Professor Biman emphasised, “As representatives of our people in global climate change negotiations, we must ensure that their stories, interests, and voices resonate through us. That is why gatherings like this are vital in reminding us of our role in the larger picture. Ultimately, climate change negotiations, despite their technical jargon, are about people—our people.”
He stated, “Your climate assessments are fundamental building blocks for Fiji and the Pacific’s international diplomacy. Fiji urges the industrial world to make substantial contributions to the new loss and damage facility before the upcoming climate talks in the UAE later this year. The time for mere talk is long gone.”
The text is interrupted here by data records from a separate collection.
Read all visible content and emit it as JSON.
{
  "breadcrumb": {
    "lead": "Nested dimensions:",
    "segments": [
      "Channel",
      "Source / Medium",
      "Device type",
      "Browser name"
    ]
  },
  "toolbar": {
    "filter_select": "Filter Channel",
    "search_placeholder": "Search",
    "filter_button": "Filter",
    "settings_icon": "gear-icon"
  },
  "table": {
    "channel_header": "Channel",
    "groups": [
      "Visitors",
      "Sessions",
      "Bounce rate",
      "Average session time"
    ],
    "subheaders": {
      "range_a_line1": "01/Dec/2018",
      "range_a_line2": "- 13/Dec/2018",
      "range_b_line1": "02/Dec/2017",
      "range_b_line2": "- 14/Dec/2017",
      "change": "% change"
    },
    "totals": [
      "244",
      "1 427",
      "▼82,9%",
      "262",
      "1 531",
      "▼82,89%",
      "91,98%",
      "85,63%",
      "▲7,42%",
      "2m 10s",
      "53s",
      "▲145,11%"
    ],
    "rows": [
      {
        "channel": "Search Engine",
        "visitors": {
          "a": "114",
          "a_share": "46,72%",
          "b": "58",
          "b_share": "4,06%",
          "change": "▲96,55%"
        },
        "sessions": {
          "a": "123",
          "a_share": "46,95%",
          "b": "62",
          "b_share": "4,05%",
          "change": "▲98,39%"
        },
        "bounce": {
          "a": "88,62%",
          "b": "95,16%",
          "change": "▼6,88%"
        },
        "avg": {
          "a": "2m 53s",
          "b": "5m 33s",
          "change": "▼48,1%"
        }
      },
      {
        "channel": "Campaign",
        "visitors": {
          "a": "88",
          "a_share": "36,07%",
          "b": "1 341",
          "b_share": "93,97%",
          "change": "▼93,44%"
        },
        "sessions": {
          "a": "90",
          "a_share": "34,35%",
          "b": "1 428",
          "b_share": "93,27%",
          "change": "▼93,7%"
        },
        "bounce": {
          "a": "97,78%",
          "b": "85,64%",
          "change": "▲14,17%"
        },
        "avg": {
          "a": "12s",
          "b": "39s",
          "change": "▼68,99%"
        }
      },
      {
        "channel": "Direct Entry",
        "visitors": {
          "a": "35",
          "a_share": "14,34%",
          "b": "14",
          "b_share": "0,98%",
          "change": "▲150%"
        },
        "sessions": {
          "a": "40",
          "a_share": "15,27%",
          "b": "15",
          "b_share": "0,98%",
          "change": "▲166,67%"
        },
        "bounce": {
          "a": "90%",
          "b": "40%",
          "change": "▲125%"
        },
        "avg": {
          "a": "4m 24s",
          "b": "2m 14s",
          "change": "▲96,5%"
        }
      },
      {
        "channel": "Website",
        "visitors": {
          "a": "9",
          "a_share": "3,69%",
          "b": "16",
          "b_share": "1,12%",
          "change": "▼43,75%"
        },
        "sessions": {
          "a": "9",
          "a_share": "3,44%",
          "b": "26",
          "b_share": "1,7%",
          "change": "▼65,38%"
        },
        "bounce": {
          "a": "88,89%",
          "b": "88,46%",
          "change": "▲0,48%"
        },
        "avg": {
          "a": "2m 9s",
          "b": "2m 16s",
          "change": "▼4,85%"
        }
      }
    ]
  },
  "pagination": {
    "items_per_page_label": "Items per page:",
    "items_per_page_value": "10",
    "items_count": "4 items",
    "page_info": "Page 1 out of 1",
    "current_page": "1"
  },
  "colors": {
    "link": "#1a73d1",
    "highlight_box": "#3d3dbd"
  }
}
The POCCA project aims to unite Pacific Indigenous knowledge systems with western scientific approaches in a harmonious way. Pacific Indigenous knowledge of climate change is built upon centuries of knowledge, daily experiences, and observations. It involves adapting to change, responding innovatively to disasters, developing resilient mechanisms, protecting the environment, and recognizing the interconnectedness between the ocean, sky, land, and people. By taking an interdisciplinary approach, the project integrates data that is often missing from Pacific regional stances on climate change. The information gathered from this assessment will enhance policy development for Pacific governments and contribute to global negotiations by highlighting the unique perspectives and experiences of the Pacific region.
The three-day author’s conference, which will conclude on June 18, will bring together 80 authors and contributors from across the Pacific.
The three-year project is funded by New Zealand’s Ministry of Foreign Affairs (MFAT) and is a collaboration between the Pacific Center for Environment and Sustainable Development (PaCE-SD), the University of the South Pacific (USP), and the Macmillan Brown Centre for Pacific Studies at the University of Canterbury (UC).